Un peso que liberar. Otro más. Porque hasta ahora se ha sucedido la historia de los nudos desatados, de las tripas y los corazones; de la desustanciación.
Demasiados viajes dentro de frascos de etanol, entre vitrinas, recolocando y acomodando aspiraciones. Está fuera del laboratorio lo que vine a buscar. Están los cabos, fiordos, meandros y recodos abandonados. Está el investigar sobre lo que no es inmanentemente estúpido.
Cuando el temblor que sacude la librería derrama los huesecillos que articulan las cuestiones que uno no puede abordar, el chamán interpreta: “Y si todo acto de liberación pretende la búsqueda del éxito, ¿qué haría yo con él tras obtenerlo? ¿Dolería al asirlo, como un carámbano gélido o un fuego permanentemente fatuo?”.
Lo que me azuza a perderme no es la búsqueda del método de la transmutación.
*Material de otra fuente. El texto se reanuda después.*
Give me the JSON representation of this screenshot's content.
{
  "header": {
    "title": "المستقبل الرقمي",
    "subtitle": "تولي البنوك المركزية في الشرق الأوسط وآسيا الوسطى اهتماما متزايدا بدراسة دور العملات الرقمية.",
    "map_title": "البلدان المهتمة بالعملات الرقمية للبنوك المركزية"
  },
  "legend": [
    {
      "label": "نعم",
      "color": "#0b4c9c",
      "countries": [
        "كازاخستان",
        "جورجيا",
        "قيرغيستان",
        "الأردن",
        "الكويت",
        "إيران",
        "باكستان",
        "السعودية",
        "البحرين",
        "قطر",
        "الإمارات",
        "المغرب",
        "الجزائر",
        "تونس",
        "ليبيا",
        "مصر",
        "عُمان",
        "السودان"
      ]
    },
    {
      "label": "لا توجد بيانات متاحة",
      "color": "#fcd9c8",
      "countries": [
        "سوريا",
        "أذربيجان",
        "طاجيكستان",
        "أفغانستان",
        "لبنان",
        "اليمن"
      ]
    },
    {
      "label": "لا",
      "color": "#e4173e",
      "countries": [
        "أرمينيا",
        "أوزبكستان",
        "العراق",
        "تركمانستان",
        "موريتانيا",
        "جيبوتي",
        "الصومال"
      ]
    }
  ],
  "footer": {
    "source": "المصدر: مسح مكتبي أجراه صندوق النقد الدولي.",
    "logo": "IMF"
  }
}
Una de las razones del ermitaño surge de la molicie que le provoca la duda y complejos diarios en su hogar anegado. Siente que esas almas corrientes han tocado techo, sin perspectivas de atravesarlo.
No puede quedarse para siempre en el mismo tiempo, alumbrando con el farol el mismo espacio. Quiere saber, quiere ver, y quiere entender para luego contar su versión de los hechos: de por qué la máquina prendió y nadie supo leer las señales del fuego.
El ermitaño quiere dominar todos los dialectos del agua dulce, y sobrevivir a los acentos del océano más salado.
Mi incomodidad nace del contexto equivodado, de una mala sincronización entre universos. Diría que primero hay que perder la esperanza para desatar los nudos gordianos de las aspiraciones cotidianas: aquellas que constriñen la verdadera experiencia de vivir. Dejar que esos principios de la brújula moral, aunque sólidos y racionalmente construidos, se diluyan entre los poros del conflicto directo con la dependencia fisiológica de aquellos enraizados en el cieno. Que la nueva metabolización de cuerpos viscerales se dediquen a practicar el salto de los obstáculos del camino, como la fiebre que sedimenta el germen de cada nuevo crecimiento.
No es un proceso racional. No del todo. Son caminos fractales, temerosos de las rectas prolongadas demasiado tiempo. No se delinean a partir de lazos sacrilégicamente irrompibles. Es un acto de fuero interno, y hornos de fuegos alimentados con piedras de cada sendero a combustir.
Para saber qué piensan mis personajes, primero tengo que saber qué pienso yo. Esto no es algo que suceda ipso facto: muchas veces tengo que retirar la pátina de conglomerado emocional, resultante del primer choque con esa idea o pensamiento susceptible de ser opinado. He de reordenar y limpiar para conocer la configuración original dentro de mi cabeza, para luego juzgar su sentido inherente, su cualidad de morralla o su posible utilidad para cualquier individuo apto para ser inventado.
Es mi parco dominio sobre el inasible léxico emocional lo que desgrana cada idioma que entiendo.
Es la filogenética necesidad de retornar a casa lo que mata cualquier pretensión de convertirse en algo nuevo.